Here’s the tables view for the same documents.

And here’s the graph view for the same documents.

Now let’s do the other search.

First we will try to see if the documents have any significant words in common. For this, we need to select the text_mlp.lemmas field and aggregation type as significant words. In case you have a lot of documents, you should also increase the aggregation size (shown in the example image at maximum).

Unsurprisingly, we see that the most significant word in those documents is kõrvaarst.

You can also try the same aggregation type on the title_page field to find common features from the title page.

In the results we can see that most of the documents have the same university name (with “tartu” and “ülikool” as separate words), three documents include the word for MA and 4 include the word “supervisor”.

Now we can answer the fourth question:

The most common features are that the documents were from University of Tartu, most of them were MAs and had the supervisor mentioned on the title page and the lemma kõrvaarst was also prominent for this set of documents.

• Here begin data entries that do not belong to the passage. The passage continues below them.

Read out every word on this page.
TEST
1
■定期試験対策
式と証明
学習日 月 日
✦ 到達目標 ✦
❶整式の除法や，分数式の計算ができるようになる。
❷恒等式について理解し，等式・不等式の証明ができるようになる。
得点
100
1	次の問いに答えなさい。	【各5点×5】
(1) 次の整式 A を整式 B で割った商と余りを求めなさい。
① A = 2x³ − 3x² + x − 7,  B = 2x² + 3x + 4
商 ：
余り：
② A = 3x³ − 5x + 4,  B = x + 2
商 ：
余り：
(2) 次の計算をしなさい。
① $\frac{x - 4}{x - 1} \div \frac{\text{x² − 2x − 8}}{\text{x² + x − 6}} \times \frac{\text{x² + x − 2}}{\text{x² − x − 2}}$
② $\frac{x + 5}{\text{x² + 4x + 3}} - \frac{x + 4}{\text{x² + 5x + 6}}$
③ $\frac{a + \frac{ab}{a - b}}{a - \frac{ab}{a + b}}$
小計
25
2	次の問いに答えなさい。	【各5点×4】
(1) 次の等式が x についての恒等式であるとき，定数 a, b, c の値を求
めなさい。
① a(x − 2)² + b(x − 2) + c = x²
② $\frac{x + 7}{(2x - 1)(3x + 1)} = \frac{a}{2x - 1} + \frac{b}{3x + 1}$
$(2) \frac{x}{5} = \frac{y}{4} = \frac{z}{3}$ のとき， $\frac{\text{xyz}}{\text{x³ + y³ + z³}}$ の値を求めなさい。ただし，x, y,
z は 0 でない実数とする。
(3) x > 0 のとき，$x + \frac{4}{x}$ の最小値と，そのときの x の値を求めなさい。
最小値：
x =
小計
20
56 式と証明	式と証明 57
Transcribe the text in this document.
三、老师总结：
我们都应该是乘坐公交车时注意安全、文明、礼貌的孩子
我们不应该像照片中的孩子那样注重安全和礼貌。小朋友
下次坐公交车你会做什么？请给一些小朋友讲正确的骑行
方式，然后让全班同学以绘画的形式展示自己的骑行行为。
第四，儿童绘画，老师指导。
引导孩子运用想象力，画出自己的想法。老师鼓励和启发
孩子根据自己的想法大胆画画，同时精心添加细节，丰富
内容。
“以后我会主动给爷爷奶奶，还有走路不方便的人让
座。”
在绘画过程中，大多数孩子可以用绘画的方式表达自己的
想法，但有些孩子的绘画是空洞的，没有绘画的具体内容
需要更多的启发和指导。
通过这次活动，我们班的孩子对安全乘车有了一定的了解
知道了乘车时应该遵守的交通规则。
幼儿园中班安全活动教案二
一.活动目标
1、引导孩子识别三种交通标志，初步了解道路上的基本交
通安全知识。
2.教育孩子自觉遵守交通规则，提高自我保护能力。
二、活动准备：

Use Case III: Adding new metadata¶

Metadata is usually added to documents with Facts. You can add metadata to documents by using a search query. For more advanced users, you could create Regex Taggers for adding metadata via regular expressions.

Let’s use the documents we’ve found earlier and add a new fact (metadata) relating to the new information.

Let’s suppose we are adding metadata based on if we have a doctor mentioned and then the type of doctor mentioned. So the added fact would have the fact name “Doctor_term” and the fact value in the case of the previous query would be “ear doctor” or “kõrvaarst”.

For adding metadata, it is a good idea to test it out in a separate index. Use the reindexer to create a new index based on a query. If you haven’t saved the search query for documents you wish to add metadata to, you can save it by following the instructions here.

The reindexer is under the Tools menu.

Press the Create button.

Fill in the new index description and name, pick the base index and choose the fields you wish to include. In this case, we choose all, but omit any _mlp_meta fields.

Add the saved query, in this case kõrvaarst query.

Press Create. You can refresh to see if the new index has been created (task has been completed). The reindex task completion time depends on the amount of documents in the new index.

The new index has automatically been added to the project under which it was created. For the purpose of this tutorial, it will be moved to 10: Demo project. If you’ve created a new project, then there’s no need to move it.

Now we open up the Search Query Taggers from the Models menu and create a new task by clicking on Create.

Choose the description and the field related to the fact (usually the same text field we used to find words or lemmas with). Choose the reindexed index under Indices, this is the index that the query will be applied to. Since we’ve reindexed the query, all documents in the index already match this query.

Choose the new fact name and value. As mentioned above, we will add the fact name Doctor_term and the fact value Ear doctor.

This is the result in the search view, viewing the reindexed index with the added fact.